Craig Dally was a Republican member of the Pennsylvania House of Representatives for the 138th District. Dally was first elected in 1996 and was in office until 2010. Dally resigned on January 4 after being elected a judge for the 3rd District of the Northampton County Court of Common Pleas.

==Career==
Dally is a practicing attorney and member of the Pennsylvania, New Jersey, and Northampton County Bar Associations. He is admitted to practice before all the courts of Pennsylvania, the United States District Court for the Eastern District of Pennsylvania and the United States Supreme Court.

==Personal==
Dally graduated from Pen Argyl Area High School. He received his Bachelor of Arts Degree in Economics and Business from Lafayette College and earned his law degree from Villanova University School of Law.

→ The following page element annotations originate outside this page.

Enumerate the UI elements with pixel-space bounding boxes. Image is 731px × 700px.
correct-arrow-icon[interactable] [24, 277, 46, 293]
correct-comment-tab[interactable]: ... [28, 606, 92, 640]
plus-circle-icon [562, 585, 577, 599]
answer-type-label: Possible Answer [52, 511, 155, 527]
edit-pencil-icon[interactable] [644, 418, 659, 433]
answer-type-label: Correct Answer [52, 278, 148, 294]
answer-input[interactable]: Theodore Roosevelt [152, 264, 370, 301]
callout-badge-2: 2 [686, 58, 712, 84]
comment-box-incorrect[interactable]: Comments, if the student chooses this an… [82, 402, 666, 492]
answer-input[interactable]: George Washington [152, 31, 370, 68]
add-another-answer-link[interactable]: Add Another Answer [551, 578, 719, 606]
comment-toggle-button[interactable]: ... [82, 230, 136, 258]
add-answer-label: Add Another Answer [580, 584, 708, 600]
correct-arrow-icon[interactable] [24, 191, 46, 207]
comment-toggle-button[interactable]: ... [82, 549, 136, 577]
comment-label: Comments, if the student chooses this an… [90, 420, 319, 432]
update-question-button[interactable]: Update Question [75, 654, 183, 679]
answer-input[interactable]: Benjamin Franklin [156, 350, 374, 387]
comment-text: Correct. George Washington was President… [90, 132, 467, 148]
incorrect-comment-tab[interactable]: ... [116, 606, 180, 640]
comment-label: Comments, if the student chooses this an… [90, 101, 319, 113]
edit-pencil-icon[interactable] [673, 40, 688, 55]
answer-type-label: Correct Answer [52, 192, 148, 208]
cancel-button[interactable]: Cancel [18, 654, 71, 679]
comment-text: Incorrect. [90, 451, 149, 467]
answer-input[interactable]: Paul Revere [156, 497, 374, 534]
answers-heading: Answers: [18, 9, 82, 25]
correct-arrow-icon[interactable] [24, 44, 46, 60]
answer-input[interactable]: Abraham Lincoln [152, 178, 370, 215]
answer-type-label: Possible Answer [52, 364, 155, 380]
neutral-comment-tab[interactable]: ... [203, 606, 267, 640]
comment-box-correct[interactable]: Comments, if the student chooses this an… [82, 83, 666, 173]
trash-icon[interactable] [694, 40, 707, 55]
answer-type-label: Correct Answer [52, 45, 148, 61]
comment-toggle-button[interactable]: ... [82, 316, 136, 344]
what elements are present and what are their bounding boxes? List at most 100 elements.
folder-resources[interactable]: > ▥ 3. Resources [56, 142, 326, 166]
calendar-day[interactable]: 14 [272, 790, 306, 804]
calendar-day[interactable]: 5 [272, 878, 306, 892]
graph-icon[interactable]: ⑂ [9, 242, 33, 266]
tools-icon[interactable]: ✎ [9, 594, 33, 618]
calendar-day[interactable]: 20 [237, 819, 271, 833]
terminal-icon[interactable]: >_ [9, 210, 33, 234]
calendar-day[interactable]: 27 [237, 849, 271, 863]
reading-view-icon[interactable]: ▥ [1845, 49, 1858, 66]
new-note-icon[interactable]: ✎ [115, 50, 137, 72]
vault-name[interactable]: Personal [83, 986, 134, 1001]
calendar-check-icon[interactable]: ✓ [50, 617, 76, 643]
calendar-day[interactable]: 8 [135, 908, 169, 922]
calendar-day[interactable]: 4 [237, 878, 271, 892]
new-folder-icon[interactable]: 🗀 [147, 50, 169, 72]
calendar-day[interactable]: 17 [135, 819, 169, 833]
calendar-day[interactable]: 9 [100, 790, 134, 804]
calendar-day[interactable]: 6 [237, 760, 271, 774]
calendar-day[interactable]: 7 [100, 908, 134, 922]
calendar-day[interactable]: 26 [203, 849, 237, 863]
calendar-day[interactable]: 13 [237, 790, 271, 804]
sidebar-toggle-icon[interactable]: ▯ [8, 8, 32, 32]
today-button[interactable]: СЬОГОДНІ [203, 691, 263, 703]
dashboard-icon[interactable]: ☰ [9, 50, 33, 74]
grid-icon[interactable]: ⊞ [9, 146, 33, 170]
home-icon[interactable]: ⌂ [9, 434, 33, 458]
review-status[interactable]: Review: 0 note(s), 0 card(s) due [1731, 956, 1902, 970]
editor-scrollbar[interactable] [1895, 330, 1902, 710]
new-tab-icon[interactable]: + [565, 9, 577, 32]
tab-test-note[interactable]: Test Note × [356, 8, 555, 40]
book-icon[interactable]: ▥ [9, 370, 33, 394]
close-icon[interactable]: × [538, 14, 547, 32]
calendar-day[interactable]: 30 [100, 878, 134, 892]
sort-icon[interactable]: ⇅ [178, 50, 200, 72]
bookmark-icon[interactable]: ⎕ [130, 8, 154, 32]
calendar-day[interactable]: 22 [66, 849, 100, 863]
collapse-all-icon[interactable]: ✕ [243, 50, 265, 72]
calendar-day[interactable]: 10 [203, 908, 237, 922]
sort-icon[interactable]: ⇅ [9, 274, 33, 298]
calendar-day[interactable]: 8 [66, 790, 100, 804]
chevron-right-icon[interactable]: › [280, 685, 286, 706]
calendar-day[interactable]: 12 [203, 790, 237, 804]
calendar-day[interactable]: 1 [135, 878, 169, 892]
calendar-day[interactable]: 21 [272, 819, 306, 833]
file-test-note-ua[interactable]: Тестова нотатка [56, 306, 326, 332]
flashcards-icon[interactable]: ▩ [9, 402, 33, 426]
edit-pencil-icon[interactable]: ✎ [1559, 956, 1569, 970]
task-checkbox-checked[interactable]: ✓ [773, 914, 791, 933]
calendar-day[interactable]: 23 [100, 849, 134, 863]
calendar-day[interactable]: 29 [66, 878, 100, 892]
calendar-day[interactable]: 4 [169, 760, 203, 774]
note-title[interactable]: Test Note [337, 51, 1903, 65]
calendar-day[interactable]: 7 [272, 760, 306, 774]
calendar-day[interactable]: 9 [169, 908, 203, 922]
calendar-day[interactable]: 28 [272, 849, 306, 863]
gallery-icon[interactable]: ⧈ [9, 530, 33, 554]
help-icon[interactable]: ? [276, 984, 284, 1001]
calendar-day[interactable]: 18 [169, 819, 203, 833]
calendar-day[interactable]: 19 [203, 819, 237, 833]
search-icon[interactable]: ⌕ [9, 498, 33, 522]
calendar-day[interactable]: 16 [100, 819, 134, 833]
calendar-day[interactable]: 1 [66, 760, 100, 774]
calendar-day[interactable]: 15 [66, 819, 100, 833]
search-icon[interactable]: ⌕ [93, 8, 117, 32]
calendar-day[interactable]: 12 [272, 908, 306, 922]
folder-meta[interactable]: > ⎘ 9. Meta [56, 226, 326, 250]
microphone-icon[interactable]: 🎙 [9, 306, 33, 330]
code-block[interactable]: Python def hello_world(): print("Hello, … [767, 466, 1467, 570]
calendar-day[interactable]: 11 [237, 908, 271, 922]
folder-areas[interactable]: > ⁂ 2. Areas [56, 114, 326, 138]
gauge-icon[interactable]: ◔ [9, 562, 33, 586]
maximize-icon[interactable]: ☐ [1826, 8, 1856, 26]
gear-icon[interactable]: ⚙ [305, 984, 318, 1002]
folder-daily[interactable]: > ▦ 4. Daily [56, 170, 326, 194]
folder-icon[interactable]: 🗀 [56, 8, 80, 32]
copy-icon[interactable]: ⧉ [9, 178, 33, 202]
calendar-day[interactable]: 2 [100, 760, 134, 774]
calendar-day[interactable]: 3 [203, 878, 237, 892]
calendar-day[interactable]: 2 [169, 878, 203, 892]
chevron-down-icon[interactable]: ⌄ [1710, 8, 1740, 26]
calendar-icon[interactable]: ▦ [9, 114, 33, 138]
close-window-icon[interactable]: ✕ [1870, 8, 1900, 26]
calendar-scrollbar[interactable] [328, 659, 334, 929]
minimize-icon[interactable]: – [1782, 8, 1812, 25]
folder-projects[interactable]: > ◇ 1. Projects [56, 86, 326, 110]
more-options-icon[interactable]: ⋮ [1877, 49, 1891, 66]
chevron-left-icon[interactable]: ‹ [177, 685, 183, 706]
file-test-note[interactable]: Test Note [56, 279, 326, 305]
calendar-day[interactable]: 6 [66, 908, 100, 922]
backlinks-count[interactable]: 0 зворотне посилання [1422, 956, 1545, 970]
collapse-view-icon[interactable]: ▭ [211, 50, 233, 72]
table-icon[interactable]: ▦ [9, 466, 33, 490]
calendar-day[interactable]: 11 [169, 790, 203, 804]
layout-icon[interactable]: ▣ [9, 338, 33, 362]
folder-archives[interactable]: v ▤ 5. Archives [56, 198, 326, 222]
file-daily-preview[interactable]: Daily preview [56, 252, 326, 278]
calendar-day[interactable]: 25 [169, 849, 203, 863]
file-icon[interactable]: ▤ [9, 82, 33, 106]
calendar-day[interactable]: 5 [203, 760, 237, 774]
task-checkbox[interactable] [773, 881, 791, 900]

Dally served on the board of directors of the Nazareth YMCA, including a stint as president from 1995 to 1996. He is a former director of the Big Brothers and Big Sisters of the Lehigh Valley and is also on the board of the Two Rivers Health and Wellness Foundation and the board of Moravian Hall Square Retirement Community. Additionally, he was a former councilman for the Borough of Pen Argyl.

Dally and his wife reside in Bushkill Township, Northampton County. They have two daughters.